El pastor preguntó, era amigo o pariente de la persona que vino a visitar, Ni siquiera la conocía, Y a pesar de eso la buscaba, La buscaba porque no la conocía, Ve cómo yo tenía razón cuando le dije que no hay mayor respeto que llorar a una persona que no se ha conocido, Adiós, Puede ser que todavía nos encontremos alguna vez, No creo, Nunca se sabe, Quién es usted, Soy el pastor de estas ovejas, Nada más, Nada más. Una luz centelleó a lo lejos, Aquél viene hacia aquí, dijo don José, Así parece, dijo el pastor. Con el perro al frente, el rebaño comenzó a moverse en dirección al puente. Antes de desaparecer tras los árboles de la otra orilla, el pastor se volvió e hizo un gesto de despedida. Don José levantó también el brazo. Se veía ahora mejor la luz intermitente del coche de los guías. De vez en cuando desaparecía, escondida por los accidentes del terreno o por las construcciones irregulares del Cementerio, las torres, los obeliscos, las pirámides, después reaparecía más fuerte y más próxima, y venía deprisa, señal evidente de que los acompañantes no eran muchos.

La intención de don José, cuando dijo al pastor, Yo me quedo, era permanecer a solas unos minutos más antes de ponerse de nuevo en camino. La única cosa que quería era pensar un poco en sí mismo, encontrar la medida justa de su decepción, aceptarla, poner el espíritu en paz, decir de una vez, Se acabó, pero ahora le había surgido otra idea.

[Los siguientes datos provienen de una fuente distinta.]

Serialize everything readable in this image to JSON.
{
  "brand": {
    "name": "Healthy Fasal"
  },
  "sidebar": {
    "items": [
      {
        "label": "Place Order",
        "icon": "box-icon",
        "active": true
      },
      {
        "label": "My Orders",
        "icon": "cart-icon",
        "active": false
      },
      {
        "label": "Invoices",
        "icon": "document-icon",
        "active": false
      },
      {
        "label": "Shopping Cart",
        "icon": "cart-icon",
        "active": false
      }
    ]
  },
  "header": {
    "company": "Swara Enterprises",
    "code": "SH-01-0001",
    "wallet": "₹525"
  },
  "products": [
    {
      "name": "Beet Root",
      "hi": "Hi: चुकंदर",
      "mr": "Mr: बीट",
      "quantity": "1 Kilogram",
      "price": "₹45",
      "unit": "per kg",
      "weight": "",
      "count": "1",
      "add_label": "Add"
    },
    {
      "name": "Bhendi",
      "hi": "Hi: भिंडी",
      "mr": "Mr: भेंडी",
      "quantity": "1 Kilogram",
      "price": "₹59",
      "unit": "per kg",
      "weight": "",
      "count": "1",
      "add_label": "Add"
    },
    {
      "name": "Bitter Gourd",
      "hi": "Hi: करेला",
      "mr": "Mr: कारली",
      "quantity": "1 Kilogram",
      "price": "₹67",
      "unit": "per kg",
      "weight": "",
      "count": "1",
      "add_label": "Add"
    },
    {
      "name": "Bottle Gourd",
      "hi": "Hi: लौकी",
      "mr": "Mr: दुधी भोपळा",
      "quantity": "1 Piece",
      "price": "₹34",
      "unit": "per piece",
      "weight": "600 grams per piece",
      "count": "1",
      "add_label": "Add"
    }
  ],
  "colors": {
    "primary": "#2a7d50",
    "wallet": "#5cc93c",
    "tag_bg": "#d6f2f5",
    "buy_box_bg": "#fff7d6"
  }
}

Se aproximó a una sepultura y adoptó la actitud de alguien que está meditando profundamente en la irremisible precariedad de la existencia, en la vacuidad de todos los sueños y de todas las esperanzas, en la fragilidad absoluta de las glorias mundanas y divinas. Cavilaba con tanta concentración que no dio muestras de haber reparado en la llegada de los guías y de la media docena de personas, o poco más, que acompañaban al entierro. No se movió durante el tiempo que duró la apertura de la fosa, la bajada del ataúd, el relleno del hueco, la formación del acostumbrado montículo con la tierra sobrante. No se movió cuando uno de los guías clavó en la parte de la cabecera la chapa metálica negra con el número de la sepultura en blanco. No se movió cuando el automóvil de los guías y el coche fúnebre se apartaban, no se movió durante los escasos dos minutos que los acompañantes aún se mantuvieron al pie de la sepultura diciendo palabras inútiles y enjugando alguna lágrima, no se movió cuando los dos automóviles que los trajeron se pusieron en marcha y atravesaron el puente. No se movió hasta que no se quedó solo. Entonces retiró el número que correspondía a la mujer desconocida y lo colocó en la sepultura nueva. Después, el número de ésta fue a ocupar el lugar de otro. El trueque estaba hecho, la verdad se había convertido en mentira. En todo caso, bien podría suceder que el pastor, mañana, encontrando allí una nueva tumba, lleve, sin saberlo, el número falso que en ella se ve a la sepultura de la mujer desconocida, posibilidad irónica en que la mentira, pareciendo repetirse a sí misma, volvería a ser verdad. Las obras de la casualidad son infinitas. Don José se marchó a casa. Por el camino, entró en una pastelería. Tomó un café con leche y una tostada. Ya no aguantaba más el hambre.

En Todos los nombres, de José Saramago.